Anonim

Wisatawan internasional merasa ngeri ketika dihadapkan dengan tugas meninggalkan bandara dan harus melalui rasa sakit menunjukkan paspor Anda. Antrean panjang dan kurang tidur terjadi dan kami berharap hari ini kami bisa berjalan keluar tanpa harus mengantri.

Anda Mungkin Juga Suka

A Qantas Airbus A380 in mid-flight Petugas Penerbangan Terluka Selama Turbulent Flight Airlines & Airports

Royal Princess Princess Cruises Mengumumkan Penjualan Kapal Pesiar Akhir Tahun & Kapal Pesiar

Australia North to South - Darwin to Melbourne Uluru Terkenal di Australia secara Resmi Menutup untuk Hikers Destination & Tourism

Pregnant woman holding belly Penulis Perjalanan Memalsukan Kehamilan untuk Menghindari Biaya Bagasi Maskapai & Bandara

A person holding the American flag Operator Tur Terinspirasi Dua Hari Veteran

Australia mungkin memiliki jawaban yang sulit.

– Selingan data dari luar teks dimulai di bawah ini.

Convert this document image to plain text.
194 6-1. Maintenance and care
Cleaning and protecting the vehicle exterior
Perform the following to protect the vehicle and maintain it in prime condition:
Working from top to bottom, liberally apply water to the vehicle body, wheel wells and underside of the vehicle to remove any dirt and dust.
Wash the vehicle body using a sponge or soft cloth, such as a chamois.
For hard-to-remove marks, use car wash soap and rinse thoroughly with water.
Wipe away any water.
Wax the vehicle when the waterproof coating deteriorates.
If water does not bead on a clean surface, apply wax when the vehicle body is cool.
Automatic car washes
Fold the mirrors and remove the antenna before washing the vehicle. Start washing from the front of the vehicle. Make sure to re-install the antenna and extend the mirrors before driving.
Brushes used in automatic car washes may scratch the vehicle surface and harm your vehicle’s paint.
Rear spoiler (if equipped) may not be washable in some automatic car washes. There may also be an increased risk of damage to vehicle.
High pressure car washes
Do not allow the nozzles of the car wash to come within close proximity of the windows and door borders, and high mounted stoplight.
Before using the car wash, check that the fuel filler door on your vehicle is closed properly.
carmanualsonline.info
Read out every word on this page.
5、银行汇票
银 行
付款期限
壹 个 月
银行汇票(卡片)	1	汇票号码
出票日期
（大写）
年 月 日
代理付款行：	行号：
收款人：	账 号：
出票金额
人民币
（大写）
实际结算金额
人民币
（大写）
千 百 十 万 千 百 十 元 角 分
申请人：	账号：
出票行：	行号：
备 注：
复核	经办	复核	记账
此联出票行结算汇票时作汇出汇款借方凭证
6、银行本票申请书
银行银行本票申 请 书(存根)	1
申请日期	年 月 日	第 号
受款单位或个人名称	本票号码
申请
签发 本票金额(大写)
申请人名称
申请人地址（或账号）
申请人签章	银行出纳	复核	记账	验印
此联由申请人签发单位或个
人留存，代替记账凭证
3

Sydney Morning Herald (h / t Engadget) melaporkan bahwa negara ini berada dalam pergolakan awal membawa pengakuan wajah ke garis depan solusi imigrasi dan bea cukai internasionalnya sehubungan dengan kampanye Pelancong Seamless.

Laporan tersebut melukiskan upaya yang cukup optimis: "Departemen Imigrasi dan Perlindungan Perbatasan telah mencari teknologi yang akan menghapuskan kartu penumpang yang masuk, menghilangkan kebutuhan sebagian besar penumpang untuk menunjukkan paspor mereka dan mengganti meja berawak dengan stasiun elektronik dan triase otomatis".

Saat Anda membaca, agensi ini hanya mencari teknologi yang setiap mimpi wisatawan rasakan. Tapi pengalaman itu akan sangat luar biasa.

Intinya, idenya adalah untuk membuat para pelancong berjalan melalui infrastruktur maju yang diperlukan secara teknologi, yang akan memungkinkan verifikasi instan identifikasi pelancong berdasarkan pada hal-hal seperti biometrik dan pengenalan wajah.

Namun, para pejabat bersiap untuk berjalan sebelum mereka berlari lurus ke masa depan. Menurut Engadget, uji coba akan dimulai di bandara Canberra pada bulan Juli tahun ini.

Adapun pendekatan yang lebih luas, itu tidak akan terjadi sampai Maret 2019 ketika para pejabat berharap untuk memiliki semacam solusi di sebagian besar bandara internasional.

Dan itu adalah gagasan tentang jawaban paspor universal yang tetap menjadi rintangan terbesar, tetapi juga satu hal yang paling diharapkan dari DIBP tentang pengadaan.

BACA LEBIH BANYAK: 5 Hal yang Setiap Pilot dan Petugas Penerbangan Ingin Anda Ketahui Sebelum Bepergian

Sebagaimana dicatat, Australia sudah menggunakan solusi nasional yang disebut SmartGates yang memungkinkan pelancong untuk secara elektronik memindai paspor mereka.

Dalam hal ini, Australia ingin melakukan yang lebih baik, memungkinkan para pelancong untuk sepenuhnya meninggalkan cara lama menyediakan dokumen perjalanan pada saat penting ini pada rencana perjalanan.

Alih-alih, apa yang diharapkan negara adalah 90 persen dari populasi perjalanan akan dapat diverifikasi dengan pengenalan wajah dan metrik lainnya, yang kemudian akan diperiksa berdasarkan data yang disimpan.

Jadi, alih-alih berbaris untuk menjawab beberapa pertanyaan dan minta paspor Anda diperiksa dan diperiksa ulang, Anda bisa berjalan melalui apa yang kita bayangkan akan menjadi koridor penerimaan hipotetis.

Sydney Morning Herald mengutip John Coyne, kepala keamanan perbatasan di Australian Strategic Policy Institute, yang menjelaskan ini akan memungkinkan sesuatu yang sangat luar biasa seperti yang akan dilakukan oleh para pelancong, "secara harfiah berjalan keluar seperti di bandara domestik".

Tapi jangan terlalu bersemangat, karena belum ada alat yang dapat dipercaya untuk menangani tugas besar ini.

Seorang juru bicara mengatakan kepada publikasi: "Departemen meminta tender untuk memberikan solusi inovatif untuk memungkinkan wisatawan yang datang untuk memproses sendiri. Oleh karena itu departemen belum menentukan solusi spesifik atau bagaimana hal itu akan berbeda dari kedatangan atau keberangkatan SmartGates yang ada".

Pada dasarnya, pejabat tahu apa yang mereka inginkan; mereka hanya tidak tahu bagaimana atau apa jawaban itu.